As one student described it, “since I am a first generation student, I do not know where to start when it comes to finding a job after college.” This sentiment has consequences not only for first-gen students as they build their careers (lower lifelong earning potential, higher underemployment rate), but also for employers that may overlook applicants who simply miss out on the “hidden curriculum” of the career search.

First-generation students are more likely than their legacy peers to find tuition reimbursement to be a “highly important” benefit when considering a job. This can be linked to the fact that first-gen graduates are more likely to incur education debt than those with a college-educated parent and have greater amounts of outstanding education debt.
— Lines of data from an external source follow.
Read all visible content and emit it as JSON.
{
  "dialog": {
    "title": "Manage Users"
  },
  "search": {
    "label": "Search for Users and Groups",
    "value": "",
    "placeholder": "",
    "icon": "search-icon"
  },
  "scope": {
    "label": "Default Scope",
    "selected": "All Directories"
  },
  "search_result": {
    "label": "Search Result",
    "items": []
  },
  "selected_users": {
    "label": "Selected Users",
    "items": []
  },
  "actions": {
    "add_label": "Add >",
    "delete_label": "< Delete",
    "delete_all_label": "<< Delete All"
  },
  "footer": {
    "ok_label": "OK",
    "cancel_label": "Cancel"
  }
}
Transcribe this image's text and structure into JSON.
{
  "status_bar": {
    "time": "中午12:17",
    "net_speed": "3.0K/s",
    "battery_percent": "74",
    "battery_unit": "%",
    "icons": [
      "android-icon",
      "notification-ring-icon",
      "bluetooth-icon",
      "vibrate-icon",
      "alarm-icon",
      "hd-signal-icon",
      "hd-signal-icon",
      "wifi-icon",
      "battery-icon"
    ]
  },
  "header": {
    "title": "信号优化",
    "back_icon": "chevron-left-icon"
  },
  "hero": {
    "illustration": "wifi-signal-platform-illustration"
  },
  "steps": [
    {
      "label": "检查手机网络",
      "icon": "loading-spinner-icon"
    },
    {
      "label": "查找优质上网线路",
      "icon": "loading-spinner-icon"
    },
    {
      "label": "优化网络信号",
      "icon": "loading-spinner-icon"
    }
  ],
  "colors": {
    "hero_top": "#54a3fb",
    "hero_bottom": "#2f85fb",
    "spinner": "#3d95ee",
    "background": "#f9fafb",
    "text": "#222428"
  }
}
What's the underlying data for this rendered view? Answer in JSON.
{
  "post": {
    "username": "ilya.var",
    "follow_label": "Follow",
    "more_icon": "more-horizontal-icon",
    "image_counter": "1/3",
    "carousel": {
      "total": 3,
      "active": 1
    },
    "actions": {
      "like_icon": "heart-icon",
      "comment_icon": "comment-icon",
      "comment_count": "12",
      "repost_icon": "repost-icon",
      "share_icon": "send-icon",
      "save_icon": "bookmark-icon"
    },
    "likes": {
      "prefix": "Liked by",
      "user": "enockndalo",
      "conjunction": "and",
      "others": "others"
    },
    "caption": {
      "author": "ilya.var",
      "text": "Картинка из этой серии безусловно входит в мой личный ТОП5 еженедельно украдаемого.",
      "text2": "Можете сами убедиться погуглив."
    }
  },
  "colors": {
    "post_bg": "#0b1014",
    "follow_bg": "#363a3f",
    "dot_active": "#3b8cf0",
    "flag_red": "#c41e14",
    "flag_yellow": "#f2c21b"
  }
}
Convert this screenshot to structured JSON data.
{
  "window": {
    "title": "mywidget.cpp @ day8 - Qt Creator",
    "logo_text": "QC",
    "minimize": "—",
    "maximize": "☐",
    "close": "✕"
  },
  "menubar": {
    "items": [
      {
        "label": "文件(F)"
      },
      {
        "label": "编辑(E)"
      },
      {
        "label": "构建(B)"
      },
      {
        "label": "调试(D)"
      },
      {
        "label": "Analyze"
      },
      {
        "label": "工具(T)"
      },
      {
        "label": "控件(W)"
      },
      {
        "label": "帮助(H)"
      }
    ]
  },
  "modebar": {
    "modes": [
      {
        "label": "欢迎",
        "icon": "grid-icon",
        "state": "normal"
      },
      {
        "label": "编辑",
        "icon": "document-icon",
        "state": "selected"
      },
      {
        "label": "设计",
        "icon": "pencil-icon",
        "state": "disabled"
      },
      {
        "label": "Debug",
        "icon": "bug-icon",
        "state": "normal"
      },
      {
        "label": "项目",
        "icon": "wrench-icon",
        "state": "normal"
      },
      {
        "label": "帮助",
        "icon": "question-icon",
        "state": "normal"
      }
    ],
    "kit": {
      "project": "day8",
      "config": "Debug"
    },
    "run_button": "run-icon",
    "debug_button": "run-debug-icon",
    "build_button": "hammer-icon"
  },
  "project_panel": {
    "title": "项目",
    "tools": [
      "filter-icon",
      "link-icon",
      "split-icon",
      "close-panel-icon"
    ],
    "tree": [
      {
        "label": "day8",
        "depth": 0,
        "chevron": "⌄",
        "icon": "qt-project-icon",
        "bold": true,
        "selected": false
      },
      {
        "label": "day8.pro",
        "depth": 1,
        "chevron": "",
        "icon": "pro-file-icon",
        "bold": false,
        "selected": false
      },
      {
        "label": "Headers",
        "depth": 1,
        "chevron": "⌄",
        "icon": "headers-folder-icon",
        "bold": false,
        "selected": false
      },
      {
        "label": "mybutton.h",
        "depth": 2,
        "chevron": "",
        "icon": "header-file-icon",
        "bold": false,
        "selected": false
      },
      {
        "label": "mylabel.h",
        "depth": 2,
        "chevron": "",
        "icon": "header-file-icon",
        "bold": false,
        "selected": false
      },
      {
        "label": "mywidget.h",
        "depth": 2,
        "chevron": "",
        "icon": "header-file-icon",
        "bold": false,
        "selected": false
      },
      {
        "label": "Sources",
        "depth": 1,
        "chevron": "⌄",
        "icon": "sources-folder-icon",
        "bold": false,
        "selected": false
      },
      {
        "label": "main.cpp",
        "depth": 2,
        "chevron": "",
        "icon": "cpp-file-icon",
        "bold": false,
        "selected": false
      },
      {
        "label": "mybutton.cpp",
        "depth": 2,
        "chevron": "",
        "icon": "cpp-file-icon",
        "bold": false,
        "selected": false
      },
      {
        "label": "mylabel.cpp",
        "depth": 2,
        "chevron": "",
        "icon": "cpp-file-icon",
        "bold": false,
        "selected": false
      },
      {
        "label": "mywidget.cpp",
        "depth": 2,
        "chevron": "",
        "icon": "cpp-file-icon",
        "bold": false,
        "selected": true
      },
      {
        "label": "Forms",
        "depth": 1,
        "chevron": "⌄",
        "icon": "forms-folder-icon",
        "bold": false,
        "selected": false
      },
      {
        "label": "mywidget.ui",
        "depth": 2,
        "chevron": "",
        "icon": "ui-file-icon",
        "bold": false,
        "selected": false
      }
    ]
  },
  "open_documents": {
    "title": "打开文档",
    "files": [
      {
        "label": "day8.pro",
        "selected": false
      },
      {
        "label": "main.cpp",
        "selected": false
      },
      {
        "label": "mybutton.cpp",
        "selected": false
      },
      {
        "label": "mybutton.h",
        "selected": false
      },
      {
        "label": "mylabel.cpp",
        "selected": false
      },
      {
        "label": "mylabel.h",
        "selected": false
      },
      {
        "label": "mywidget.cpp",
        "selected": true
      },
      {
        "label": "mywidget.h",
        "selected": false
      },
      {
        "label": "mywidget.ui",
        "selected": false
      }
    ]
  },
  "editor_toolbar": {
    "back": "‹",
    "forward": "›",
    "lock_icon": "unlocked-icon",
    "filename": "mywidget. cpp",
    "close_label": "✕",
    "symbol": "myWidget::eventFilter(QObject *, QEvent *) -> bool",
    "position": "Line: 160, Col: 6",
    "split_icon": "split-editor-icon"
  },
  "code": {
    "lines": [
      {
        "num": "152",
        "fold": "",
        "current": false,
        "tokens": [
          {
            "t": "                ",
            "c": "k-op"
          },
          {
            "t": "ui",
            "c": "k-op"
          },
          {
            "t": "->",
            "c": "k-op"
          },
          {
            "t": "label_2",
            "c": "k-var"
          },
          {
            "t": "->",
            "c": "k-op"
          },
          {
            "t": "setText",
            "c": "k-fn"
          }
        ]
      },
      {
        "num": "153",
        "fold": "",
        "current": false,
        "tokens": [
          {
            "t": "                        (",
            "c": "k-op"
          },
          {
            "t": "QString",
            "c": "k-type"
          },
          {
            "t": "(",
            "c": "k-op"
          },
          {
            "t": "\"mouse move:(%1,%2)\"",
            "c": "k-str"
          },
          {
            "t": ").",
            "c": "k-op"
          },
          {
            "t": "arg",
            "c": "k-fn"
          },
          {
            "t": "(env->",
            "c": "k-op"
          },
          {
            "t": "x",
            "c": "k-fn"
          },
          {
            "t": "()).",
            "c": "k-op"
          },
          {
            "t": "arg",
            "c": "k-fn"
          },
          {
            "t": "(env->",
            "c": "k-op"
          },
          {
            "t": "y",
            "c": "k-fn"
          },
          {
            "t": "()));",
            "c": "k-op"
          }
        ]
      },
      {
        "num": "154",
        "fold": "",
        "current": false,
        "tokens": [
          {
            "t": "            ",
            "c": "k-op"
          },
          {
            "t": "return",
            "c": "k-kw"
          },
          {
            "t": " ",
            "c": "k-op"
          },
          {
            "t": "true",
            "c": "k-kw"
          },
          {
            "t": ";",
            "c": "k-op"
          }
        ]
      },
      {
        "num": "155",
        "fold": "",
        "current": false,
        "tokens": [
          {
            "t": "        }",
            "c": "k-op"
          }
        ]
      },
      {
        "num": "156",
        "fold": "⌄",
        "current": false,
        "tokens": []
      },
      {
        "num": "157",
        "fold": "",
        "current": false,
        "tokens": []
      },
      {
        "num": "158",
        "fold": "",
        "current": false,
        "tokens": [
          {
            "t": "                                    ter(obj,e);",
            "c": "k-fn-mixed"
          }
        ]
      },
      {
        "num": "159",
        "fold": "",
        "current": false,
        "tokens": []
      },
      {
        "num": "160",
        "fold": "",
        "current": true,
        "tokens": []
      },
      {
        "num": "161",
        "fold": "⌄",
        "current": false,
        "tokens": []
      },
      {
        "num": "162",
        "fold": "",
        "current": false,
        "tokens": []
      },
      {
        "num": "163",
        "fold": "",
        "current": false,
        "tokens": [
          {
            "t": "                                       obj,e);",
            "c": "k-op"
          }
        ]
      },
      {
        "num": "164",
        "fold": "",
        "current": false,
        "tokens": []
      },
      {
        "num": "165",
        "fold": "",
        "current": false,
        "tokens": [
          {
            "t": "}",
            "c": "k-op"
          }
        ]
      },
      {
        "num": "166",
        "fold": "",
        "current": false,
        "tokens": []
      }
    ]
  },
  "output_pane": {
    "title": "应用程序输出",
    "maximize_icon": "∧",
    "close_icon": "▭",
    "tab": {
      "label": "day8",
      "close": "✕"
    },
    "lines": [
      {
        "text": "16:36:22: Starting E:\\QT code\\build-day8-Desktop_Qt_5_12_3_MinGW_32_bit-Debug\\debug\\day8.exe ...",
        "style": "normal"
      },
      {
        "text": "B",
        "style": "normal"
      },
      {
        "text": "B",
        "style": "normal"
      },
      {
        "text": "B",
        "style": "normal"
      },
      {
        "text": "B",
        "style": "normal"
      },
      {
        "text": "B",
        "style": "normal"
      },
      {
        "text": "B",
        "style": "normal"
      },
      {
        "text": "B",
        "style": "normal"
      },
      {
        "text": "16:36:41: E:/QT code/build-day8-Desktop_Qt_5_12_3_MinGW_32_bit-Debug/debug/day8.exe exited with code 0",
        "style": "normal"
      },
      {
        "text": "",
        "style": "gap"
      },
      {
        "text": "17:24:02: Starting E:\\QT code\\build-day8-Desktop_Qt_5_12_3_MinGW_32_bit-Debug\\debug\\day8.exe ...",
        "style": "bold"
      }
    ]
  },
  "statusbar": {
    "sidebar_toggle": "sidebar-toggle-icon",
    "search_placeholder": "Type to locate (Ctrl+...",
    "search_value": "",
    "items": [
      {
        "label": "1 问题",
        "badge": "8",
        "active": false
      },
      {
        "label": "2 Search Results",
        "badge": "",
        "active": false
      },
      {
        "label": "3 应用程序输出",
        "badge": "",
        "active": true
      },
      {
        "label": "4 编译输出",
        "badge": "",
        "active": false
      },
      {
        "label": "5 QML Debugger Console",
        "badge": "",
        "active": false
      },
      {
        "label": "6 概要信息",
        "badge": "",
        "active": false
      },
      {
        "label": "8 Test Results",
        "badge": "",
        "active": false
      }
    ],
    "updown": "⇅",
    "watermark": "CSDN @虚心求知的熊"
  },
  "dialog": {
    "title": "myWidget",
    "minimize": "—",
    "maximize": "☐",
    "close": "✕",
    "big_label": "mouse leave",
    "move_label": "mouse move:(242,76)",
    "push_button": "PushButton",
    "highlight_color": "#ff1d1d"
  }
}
Also connected? Student perception of the value of their higher education experience: while students overall agreed their college was worth the cost, first-generation students were less likely than their peers (63% vs. 69%) to believe the cost of higher education was “worth it.” A class of 2025 student underscored this point: “I believe that going to college has worth, but the payoff is not that great, because student loans are such a long-term financial investment.”

38% of first-generation students said a fully remote job was highly or somewhat important to them, making them more likely to want a remote job than their legacy peers (28%). The gap was even wider for what would keep them at a job: 47% of first-generation student respondents said that fully remote work made them likely or definitely stay at a job for longer compared to a 33% of non-first-generation students.

Yet, first-gen students were also less likely than their legacy peers to be willing to change cities for the right opportunities. Taken together, this emphasis on remote work may be linked to first-generation student desire to stay close to and support their family and community: one study found that first-generation students more likely to say that they pursued their college degree to help their families (69% vs. 39%) and their community (61% vs. 43%). This was echoed in our survey, with one student saying that due to the economy, they were more likely to seek out a remote job “so I can make sure my parents are taken care of based on the fact they're not educated.”